The Harris/Moons campaign started with a bang, calling the India bowling ‘weird’ and getting precious social media buzz among undecided fans. But then the ticket plateaued and, by the end of the third over, the partnership remained too close to call.
Spotify
Grade: C+
Further polling revealed that this US election political analogy had been stretched about as far as it could go. Yes, there was potential for a gag about tracking errors when Georgia Wareham came and went first ball, forgetting to review a delivery that was missing leg stump. But enough already.
So let’s stop comparing the Australian innings to an election campaign and instead look at it as a Spotify playlist in Shuffle Mode. For, inspired by Harris and Wareham’s movement up the order, new captain Tahlia McGrath decided she’d also randomly pop in at number four.

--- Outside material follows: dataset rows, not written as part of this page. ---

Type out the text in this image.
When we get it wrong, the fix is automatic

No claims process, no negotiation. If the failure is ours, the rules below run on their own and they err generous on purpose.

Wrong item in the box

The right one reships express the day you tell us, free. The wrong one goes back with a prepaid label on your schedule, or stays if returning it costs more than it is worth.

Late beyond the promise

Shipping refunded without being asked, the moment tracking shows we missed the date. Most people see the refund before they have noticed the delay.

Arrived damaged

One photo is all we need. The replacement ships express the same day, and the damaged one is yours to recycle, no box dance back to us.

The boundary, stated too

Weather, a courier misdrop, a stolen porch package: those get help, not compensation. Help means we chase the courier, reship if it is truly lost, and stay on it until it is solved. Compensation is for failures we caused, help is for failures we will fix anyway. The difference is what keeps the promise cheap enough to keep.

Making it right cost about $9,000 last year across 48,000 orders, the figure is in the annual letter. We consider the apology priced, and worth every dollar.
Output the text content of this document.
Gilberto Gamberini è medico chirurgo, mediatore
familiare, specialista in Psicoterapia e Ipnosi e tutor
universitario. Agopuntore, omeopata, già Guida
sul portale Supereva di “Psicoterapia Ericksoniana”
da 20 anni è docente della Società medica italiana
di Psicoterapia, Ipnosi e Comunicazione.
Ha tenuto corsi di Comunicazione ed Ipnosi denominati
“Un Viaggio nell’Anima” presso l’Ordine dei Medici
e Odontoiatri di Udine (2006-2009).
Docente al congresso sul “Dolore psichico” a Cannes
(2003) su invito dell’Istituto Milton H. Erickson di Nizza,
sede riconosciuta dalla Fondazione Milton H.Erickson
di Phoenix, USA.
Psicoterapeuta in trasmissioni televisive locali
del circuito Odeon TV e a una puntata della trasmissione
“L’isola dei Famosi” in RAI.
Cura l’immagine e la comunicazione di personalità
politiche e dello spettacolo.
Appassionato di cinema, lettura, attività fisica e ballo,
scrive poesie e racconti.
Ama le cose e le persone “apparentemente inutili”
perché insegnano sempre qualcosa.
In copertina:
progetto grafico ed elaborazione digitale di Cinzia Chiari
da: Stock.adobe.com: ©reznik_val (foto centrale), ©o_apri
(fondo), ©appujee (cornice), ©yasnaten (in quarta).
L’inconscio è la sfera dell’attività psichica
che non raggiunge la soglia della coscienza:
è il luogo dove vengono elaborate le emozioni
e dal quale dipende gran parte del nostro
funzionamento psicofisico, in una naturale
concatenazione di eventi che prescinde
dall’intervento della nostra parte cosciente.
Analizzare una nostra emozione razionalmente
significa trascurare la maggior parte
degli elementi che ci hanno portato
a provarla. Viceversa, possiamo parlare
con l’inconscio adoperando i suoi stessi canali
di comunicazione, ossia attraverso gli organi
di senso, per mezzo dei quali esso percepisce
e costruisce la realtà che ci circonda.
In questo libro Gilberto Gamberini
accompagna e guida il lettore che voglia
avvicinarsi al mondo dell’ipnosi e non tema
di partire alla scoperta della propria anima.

This was pushy enough for Ellyse Perry to grab the team phone and ‘Add To Queue’ herself in to come in next. It took a while as the Harris/McGrath partnership turned out to be an extended mix. But with the score on 79, McGrath succumbed to a personal hat trick - dropped twice, then stumped - allowing the easy listening (Ellyse-y listening? No) of Perry to make its way to the crease.
She and Phoebe ‘brat’ Litchfield then bopped Australia to 8/151 from their twenty overs.
Pointless Thrashing
Grade: D
India began their chase in a hurry. Defeat here would put their fate in the combined hands of New Zealand and Pakistan, an unhappy resting place for anybody’s fate (this includes New Zealand and Pakistan).
Shafali Verma scored 20 (13). Jemimah Rodrigues, 16 (12).
But Harmanpreet Kaur knew that all this rapid run-scoring was unnecessary.
Earlier in the day, England had pointlessly thrashed their way to a ten wicket, ten over win over Scotland. It was the kind of victory that one might have assumed would help with net run rate. But the boffins got out their calculators, mucked about with some 38008 upside-down giggling and then determined that, despite England’s efforts, their final match against the West Indies would be effectively a quarter-final, the winner going through to the finals, the loser missing out and net run rate be damned! (Why they got so angrily adamant about the last bit remains unclear. Something to do with being told to stop with their 38008 nonsense, I guess.)
Harmanpreet therefore calmed everything down and meandered her way towards the target.
Did she get there? No. At some point, she looked up and realised she was 54* (47), but inexplicably at the non-striker’s end in the final over and her team were going to fall nine runs short.
Still, that’s not the point. The point is that she didn’t bat like a maniac. And that’s the important thing.
Also, there’s now a realistic world where both India and England miss the finals. That’d be kind of funny, no?